Here’s an excerpt from the Introduction to Dr. Collins’ draft paper:
One of the most persuasive evidences for the existence of God from the cosmos is the argument from the fine-tuning of the cosmos for the existence of life, the so-called anthropic fine-tuning… The most commonly cited case of anthropic fine-tuning is that of the cosmological constant. If it were not within one part in 10^120 of its theoretical possible range of values, either the universe would expand, or collapse, too quickly for galaxies and stars to form. There have been a variety of challenges to the fine-tuning evidence itself, and whether it supports the existence of God or a multiverse. I have developed a detailed argument elsewhere (Collins, 2009) that the fine-tuning evidence does provide strong confirmatory evidence for theism over naturalism. Here I primarily want to explore another kind of fine-tuning and its implications for this debate: the fine-tuning of the universe for being discovered.

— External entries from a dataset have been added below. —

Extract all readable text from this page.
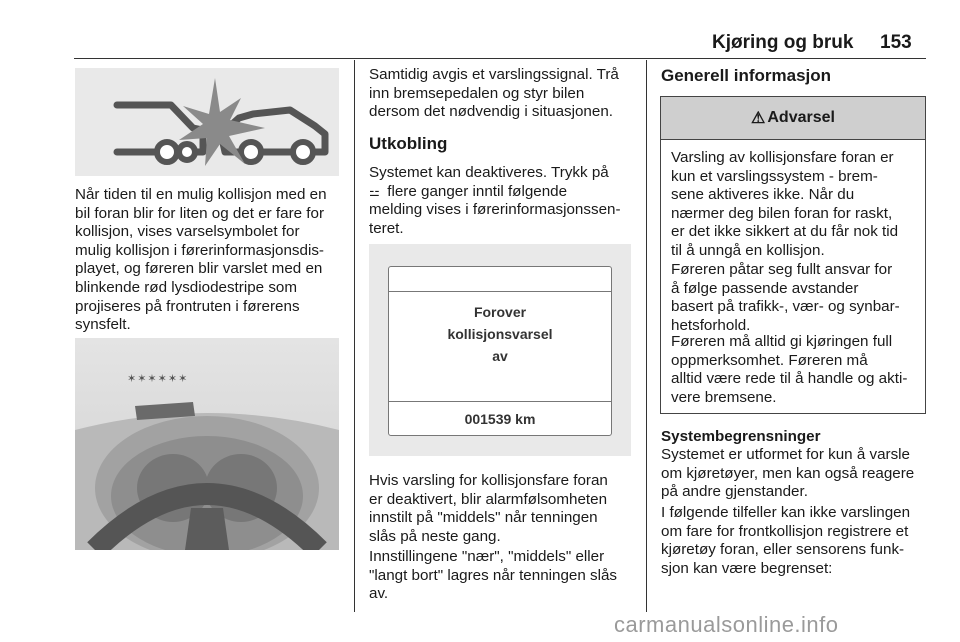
Kjøring og bruk 153

Når tiden til en mulig kollisjon med en
bil foran blir for liten og det er fare for
kollisjon, vises varselsymbolet for
mulig kollisjon i førerinformasjonsdis-
playet, og føreren blir varslet med en
blinkende rød lysdiodestripe som
projiseres på frontruten i førerens
synsfelt.

✶✶✶✶✶✶

Samtidig avgis et varslingssignal. Trå
inn bremsepedalen og styr bilen
dersom det nødvendig i situasjonen.

Utkobling

Systemet kan deaktiveres. Trykk på
⚍ flere ganger inntil følgende
melding vises i førerinformasjonssen-
teret.

Forover
kollisjonsvarsel
av
001539 km

Hvis varsling for kollisjonsfare foran
er deaktivert, blir alarmfølsomheten
innstilt på "middels" når tenningen
slås på neste gang.

Innstillingene "nær", "middels" eller
"langt bort" lagres når tenningen slås
av.

Generell informasjon
⚠ Advarsel

Varsling av kollisjonsfare foran er
kun et varslingssystem - brem-
sene aktiveres ikke. Når du
nærmer deg bilen foran for raskt,
er det ikke sikkert at du får nok tid
til å unngå en kollisjon.

Føreren påtar seg fullt ansvar for
å følge passende avstander
basert på trafikk-, vær- og synbar-
hetsforhold.

Føreren må alltid gi kjøringen full
oppmerksomhet. Føreren må
alltid være rede til å handle og akti-
vere bremsene.

Systembegrensninger

Systemet er utformet for kun å varsle
om kjøretøyer, men kan også reagere
på andre gjenstander.

I følgende tilfeller kan ikke varslingen
om fare for frontkollisjon registrere et
kjøretøy foran, eller sensorens funk-
sjon kan være begrenset:

carmanualsonline.info
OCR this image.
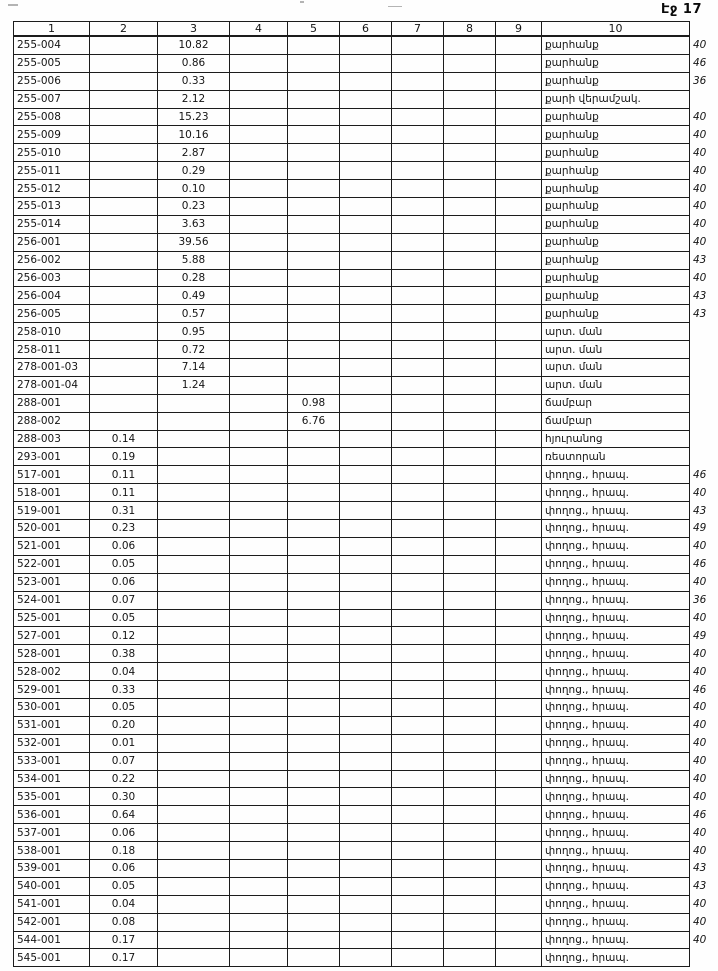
Էջ 17
1	2	3	4	5	6	7	8	9	10	
255-004		10.82							քարհանք	40
255-005		0.86							քարհանք	46
255-006		0.33							քարհանք	36
255-007		2.12							քարի վերամշակ.	
255-008		15.23							քարհանք	40
255-009		10.16							քարհանք	40
255-010		2.87							քարհանք	40
255-011		0.29							քարհանք	40
255-012		0.10							քարհանք	40
255-013		0.23							քարհանք	40
255-014		3.63							քարհանք	40
256-001		39.56							քարհանք	40
256-002		5.88							քարհանք	43
256-003		0.28							քարհանք	40
256-004		0.49							քարհանք	43
256-005		0.57							քարհանք	43
258-010		0.95							արտ. ման	
258-011		0.72							արտ. ման	
278-001-03		7.14							արտ. ման	
278-001-04		1.24							արտ. ման	
288-001				0.98					ճամբար	
288-002				6.76					ճամբար	
288-003	0.14								հյուրանոց	
293-001	0.19								ռեստորան	
517-001	0.11								փողոց., հրապ.	46
518-001	0.11								փողոց., հրապ.	40
519-001	0.31								փողոց., հրապ.	43
520-001	0.23								փողոց., հրապ.	49
521-001	0.06								փողոց., հրապ.	40
522-001	0.05								փողոց., հրապ.	46
523-001	0.06								փողոց., հրապ.	40
524-001	0.07								փողոց., հրապ.	36
525-001	0.05								փողոց., հրապ.	40
527-001	0.12								փողոց., հրապ.	49
528-001	0.38								փողոց., հրապ.	40
528-002	0.04								փողոց., հրապ.	40
529-001	0.33								փողոց., հրապ.	46
530-001	0.05								փողոց., հրապ.	40
531-001	0.20								փողոց., հրապ.	40
532-001	0.01								փողոց., հրապ.	40
533-001	0.07								փողոց., հրապ.	40
534-001	0.22								փողոց., հրապ.	40
535-001	0.30								փողոց., հրապ.	40
536-001	0.64								փողոց., հրապ.	46
537-001	0.06								փողոց., հրապ.	40
538-001	0.18								փողոց., հրապ.	40
539-001	0.06								փողոց., հրապ.	43
540-001	0.05								փողոց., հրապ.	43
541-001	0.04								փողոց., հրապ.	40
542-001	0.08								փողոց., հրապ.	40
544-001	0.17								փողոց., հրապ.	40
545-001	0.17								փողոց., հրապ.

By this fine-tuning, I mean that the laws, fundamental parameters, and initial conditions of the universe must be just right for the universe to be as discoverable as ours. After presenting examples to illustrate this kind of this fine-tuning, I will argue that if this kind of fine-tuning exists, in general it cannot be explained by a multiverse hypothesis – by far the leading non-theistic explanation for anthropic fine-tuning. Further, I will show how the idea that the universe is fine-tuned for discovery answers some other commonly raised objections against the fine-tuning argument, and finally I will look at its potential predictive and explanatory power.
Finally, to be absolutely clear, my project in this paper is not so much to argue for the existence of God, but to explicate where one might look for new evidence one way or another. This is in keeping with the spirit of scientific inquiry.
So, is the universe designed in order that its fine-tuning can be discovered more easily? What do readers think?